Como revelou o repórter José Marques na Folha, o Centro Espírita Beneficente União do Vegetal (UDV), uma igreja da ayahuasca cujo lema é "luz, paz, amor", está em pé de guerra. O conflito escalou na eleição presidencial e já ameaça ressuscitar o mito da "lavagem cerebral" com emprego do chá psicodélico.

Um pedido de ação popular enviado ao Supremo Tribunal Federal (STF) por Alexandre de Oliveira Rodrigues solicita decisão liminar suspendendo o uso quinzenal do chá em cerimônias da igreja. Rodrigues deixou a UDV há 13 anos.

Na petição de 10 de janeiro, o advogado de Brasília denuncia "possível uso do chá ayahuasca como instrumento de alienação e doutrinação ideológica". Recomenda a suspensão do sacramento para "evitar o uso do chá ayahuasca para formação ideológica de movimentos fanáticos, fundamentalista[s] e contrários ao ordenamento constitucional".

O relator do processo é o ministro Ricardo Lewandowski, que encaminhou o caso para O Tribunal de Justiça do Distrito Federal e Territórios. Parece pouco provável que o Judiciário acate a proposta de suspender o uso cerimonial da bebida.

"Pedi para proibir em caráter temporário o uso do chá pela UDV para investigar a razão de ter diversos pregadores religiosos apoiando golpe contra a democracia, pois se caracteriza crime incitar golpe contra o regime democrático", disse Rodrigues, quando questionado sobre eventual desproporção entre o proselitismo de alguns dirigentes e a punição abrangendo 22 mil membros da igreja.

"Qual a razão dos pregadores, mesmo cometendo atos contra a democracia, ainda continua[re]m sendo pregadores?" –indaga. "Pessoas que criticaram a permanência dos pregadores [foram] punidas pela religião por faltas espirituais."
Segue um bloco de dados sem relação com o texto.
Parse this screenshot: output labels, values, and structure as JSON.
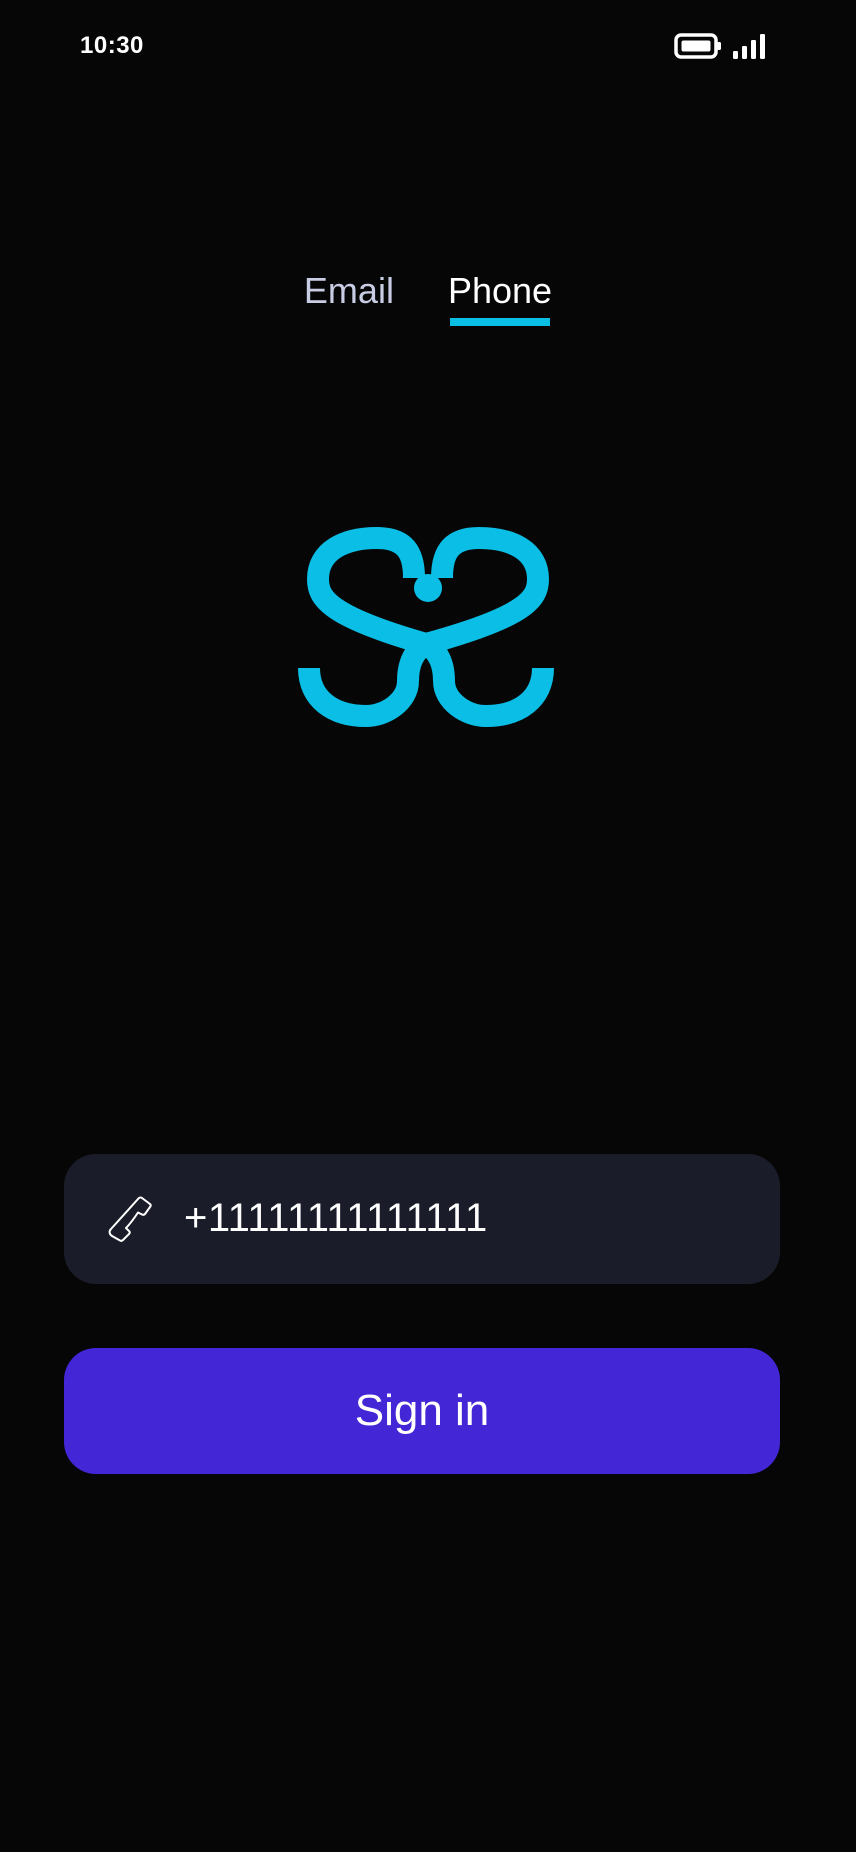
{
  "status_bar": {
    "time": "10:30",
    "icons": [
      "battery-full-icon",
      "signal-icon"
    ]
  },
  "tabs": [
    {
      "label": "Email",
      "active": false
    },
    {
      "label": "Phone",
      "active": true
    }
  ],
  "logo": {
    "icon": "app-logo",
    "color": "#0bbee5"
  },
  "phone_field": {
    "icon": "phone-icon",
    "value": "+11111111111111"
  },
  "signin_button": {
    "label": "Sign in",
    "color": "#4327d6"
  },
  "colors": {
    "background": "#060607",
    "accent": "#0bbee5",
    "field_background": "#1a1c29",
    "primary_button": "#4327d6"
  }
}
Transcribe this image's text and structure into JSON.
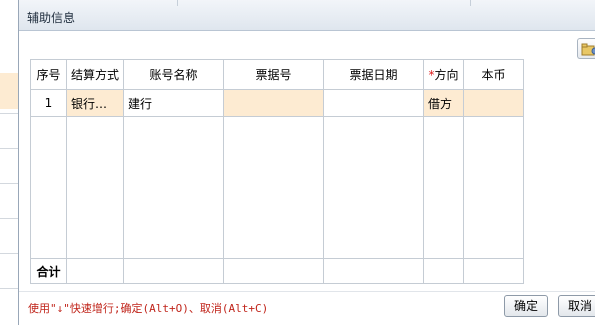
{
  "dialog": {
    "title": "辅助信息",
    "hint": "使用\"↓\"快速增行;确定(Alt+O)、取消(Alt+C)",
    "ok_label": "确定",
    "cancel_label": "取消"
  },
  "grid": {
    "columns": [
      "序号",
      "结算方式",
      "账号名称",
      "票据号",
      "票据日期",
      "方向",
      "本币"
    ],
    "required_marker": "*",
    "rows": [
      {
        "seq": "1",
        "settle": "银行…",
        "account": "建行",
        "bill_no": "",
        "bill_date": "",
        "direction": "借方",
        "amount": ""
      }
    ],
    "total_label": "合计"
  },
  "colors": {
    "row_highlight": "#fdebd2",
    "hint_text": "#c0241a",
    "required": "#e02020"
  }
}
Um dos punidos com afastamento foi Agamenon Honório, do Ceará, na UDV há 34 anos. Ele publicou um vídeo apontando incongruência entre o lema da UDV e a rejeição a homossexuais e a defesa de armas por dirigentes, como fez o mestre Raimundo Monteiro em postagens de redes sociais.

Homem de cabelos brancos com legenda "Me. Monteiro"
Reprodução de tela que acompanha áudio do mestre da UDV Raimundo Monteiro - Reprodução

Em resposta por escrito ao repórter José Marques, a UDV ressalvou ser uma religião apartidária e não ter preferido nem indicado candidato à Presidência. Informa ter afastado integrantes da direção por "excessos", mas não diz quais.

Monteiro prega em sua mensagem que homem, mulher e filhos, a família tradicional, são a matriz que permite a evolução humana. O tom homofóbico fica ainda mais evidente em postagem de sua mulher, Zilda Monteiro de Souza, em que ela narra suposto encontro com travesti em banheiro feminino, a poucas semanas do primeiro turno de 2022.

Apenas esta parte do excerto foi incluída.